El punto en disputa es que esos “sonidos intrusos” que se cuelan sin invitación por nuestras ventanas, han sido ligados a la molestia que causamos los extranjeros en el oído del habitante tradicional chileno. El que algunos sonidos nos parezcan molestos, inoportunos o “poco cívicos”, se debe en gran medida a cómo cada cual hemos aprendido a nombrarlos y a cómo hemos querido percibir a quienes los generan. Las cosas se complican cuando reconocemos que las valoraciones que hacemos de distintos géneros musicales y a sus públicos, están determinadas por prejuicios de clase, raza, género y edad, que se recrudecen más aún con la información visual de los cuerpos que escuchan y gozan dichas músicas. Las músicas que escuchamos, los lugares en que lo hacemos y lo que hacemos con nuestros cuerpos mientras escuchamos los nuevos habitantes de Santiago, evidencian nuestra presencia donde antes no estábamos y hacen plausibles los cambios que Chile atraviesa por efecto de la migración.

La asociación de la migración con “los ruidos molestos” complejiza el problema a uno de convivencia intercultural, cuya gestión ha sido históricamente difícil en Chile. Se trata entonces de un conflicto entre el deseo hegemónico de asimilación cultural y la resistencia natural que los migrantes oponemos ante ello. Basta observar cómo se naturaliza la suposición de que, si somos nosotros los que migramos a Chile, los extranjeros debemos “acatar sus normas”, dejar de sonar como sonamos, dejar de hablar como lo hacemos (en otras circunstancias detallaría una diatriba en la feria debido a que pedí un aguacate y no una palta); y en suma, agradecer que nos hayan hecho un espacio en su territorio. Tales apreciaciones desestiman que la migración es un derecho humano y no un favor. También, por cierto, hacen oídos sordos a los aportes que, como reconoce la ONU, hacemos a esta sociedad.

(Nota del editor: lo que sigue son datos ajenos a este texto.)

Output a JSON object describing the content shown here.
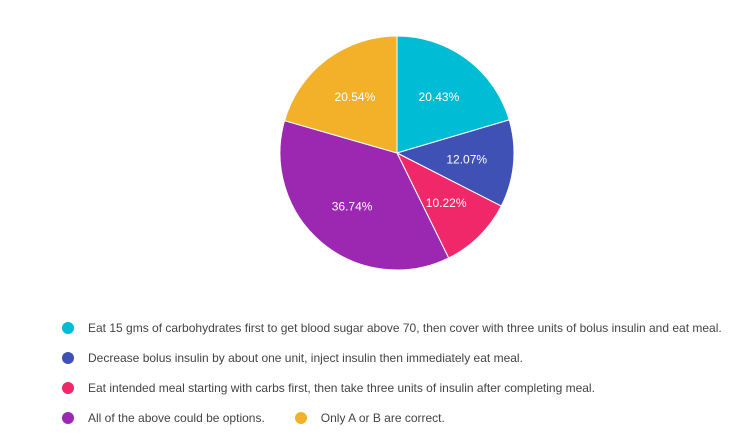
{
  "chart_data": {
    "type": "pie",
    "categories": [
      "Eat 15 gms of carbohydrates first to get blood sugar above 70, then cover with three units of bolus insulin and eat meal.",
      "Decrease bolus insulin by about one unit, inject insulin then immediately eat meal.",
      "Eat intended meal starting with carbs first, then take three units of insulin after completing meal.",
      "All of the above could be options.",
      "Only A or B are correct."
    ],
    "values": [
      20.43,
      12.07,
      10.22,
      36.74,
      20.54
    ],
    "labels": [
      "20.43%",
      "12.07%",
      "10.22%",
      "36.74%",
      "20.54%"
    ],
    "colors": [
      "#00BCD4",
      "#3F51B5",
      "#F0286A",
      "#9C27B0",
      "#F2B128"
    ],
    "legend_position": "bottom",
    "start_angle": "top, clockwise"
  },
  "legend": {
    "items": [
      {
        "label": "Eat 15 gms of carbohydrates first to get blood sugar above 70, then cover with three units of bolus insulin and eat meal.",
        "color": "#00BCD4"
      },
      {
        "label": "Decrease bolus insulin by about one unit, inject insulin then immediately eat meal.",
        "color": "#3F51B5"
      },
      {
        "label": "Eat intended meal starting with carbs first, then take three units of insulin after completing meal.",
        "color": "#F0286A"
      },
      {
        "label": "All of the above could be options.",
        "color": "#9C27B0"
      },
      {
        "label": "Only A or B are correct.",
        "color": "#F2B128"
      }
    ]
  }
}
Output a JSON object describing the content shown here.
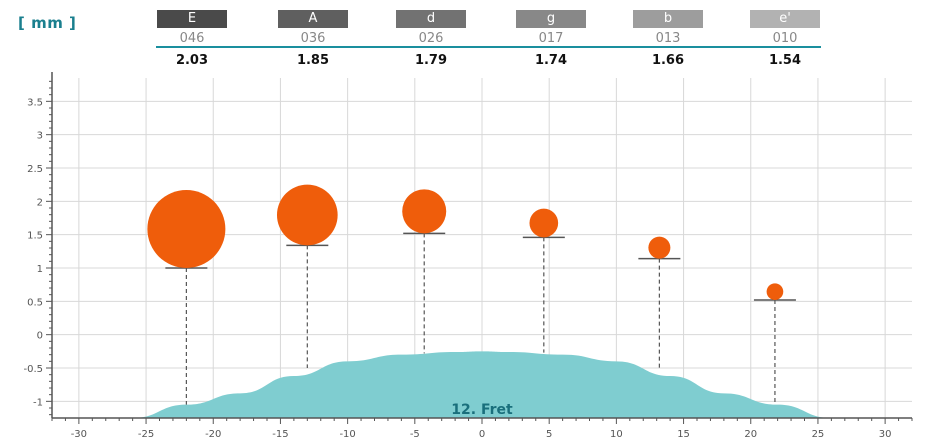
{
  "unit_label": "[ mm ]",
  "colors": {
    "string_fill": "#ef5d0b",
    "fretboard_fill": "#7fcdd0",
    "header_rule": "#1a8f9e",
    "grid": "#d8d8d8"
  },
  "chart_data": {
    "type": "scatter",
    "xlim": [
      -32,
      32
    ],
    "ylim": [
      -1.25,
      3.85
    ],
    "x_ticks": [
      "-30",
      "-25",
      "-20",
      "-15",
      "-10",
      "-5",
      "0",
      "5",
      "10",
      "15",
      "20",
      "25",
      "30"
    ],
    "x_tick_values": [
      -30,
      -25,
      -20,
      -15,
      -10,
      -5,
      0,
      5,
      10,
      15,
      20,
      25,
      30
    ],
    "y_ticks": [
      "-1",
      "-0.5",
      "0",
      "0.5",
      "1",
      "1.5",
      "2",
      "2.5",
      "3",
      "3.5"
    ],
    "y_tick_values": [
      -1,
      -0.5,
      0,
      0.5,
      1,
      1.5,
      2,
      2.5,
      3,
      3.5
    ],
    "grid": true,
    "fret_label": "12. Fret",
    "fretboard_profile": [
      [
        -26,
        -1.25
      ],
      [
        -22,
        -1.05
      ],
      [
        -18,
        -0.88
      ],
      [
        -14,
        -0.62
      ],
      [
        -10,
        -0.4
      ],
      [
        -6,
        -0.3
      ],
      [
        -2,
        -0.26
      ],
      [
        0,
        -0.25
      ],
      [
        2,
        -0.26
      ],
      [
        6,
        -0.3
      ],
      [
        10,
        -0.4
      ],
      [
        14,
        -0.62
      ],
      [
        18,
        -0.88
      ],
      [
        22,
        -1.05
      ],
      [
        26,
        -1.25
      ]
    ],
    "strings": [
      {
        "name": "E",
        "gauge": "046",
        "action": "2.03",
        "x": -22,
        "base_y": 1.0,
        "top_y": -1.05,
        "diameter": 1.17
      },
      {
        "name": "A",
        "gauge": "036",
        "action": "1.85",
        "x": -13,
        "base_y": 1.34,
        "top_y": -0.5,
        "diameter": 0.91
      },
      {
        "name": "d",
        "gauge": "026",
        "action": "1.79",
        "x": -4.3,
        "base_y": 1.52,
        "top_y": -0.28,
        "diameter": 0.66
      },
      {
        "name": "g",
        "gauge": "017",
        "action": "1.74",
        "x": 4.6,
        "base_y": 1.46,
        "top_y": -0.27,
        "diameter": 0.43
      },
      {
        "name": "b",
        "gauge": "013",
        "action": "1.66",
        "x": 13.2,
        "base_y": 1.14,
        "top_y": -0.52,
        "diameter": 0.33
      },
      {
        "name": "e'",
        "gauge": "010",
        "action": "1.54",
        "x": 21.8,
        "base_y": 0.52,
        "top_y": -1.03,
        "diameter": 0.25
      }
    ]
  }
}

En cualquier caso, la ventaja de escuchar tales conflictos con una voluntad que trascienda lo punitivo es que permite reconocer en los sonidos y sus procesos de escucha un terreno de análisis social. Por otro lado, nos recuerda que acoger a grandes masas migratorias es siempre un desafío intercultural para cualquier sociedad. Uno que sin duda trae consigo mayores beneficios que perjuicios. Escuchemos pues tales disonancias y prestemos la atención que merecen para ser resueltas y así aprender a vivir juntos.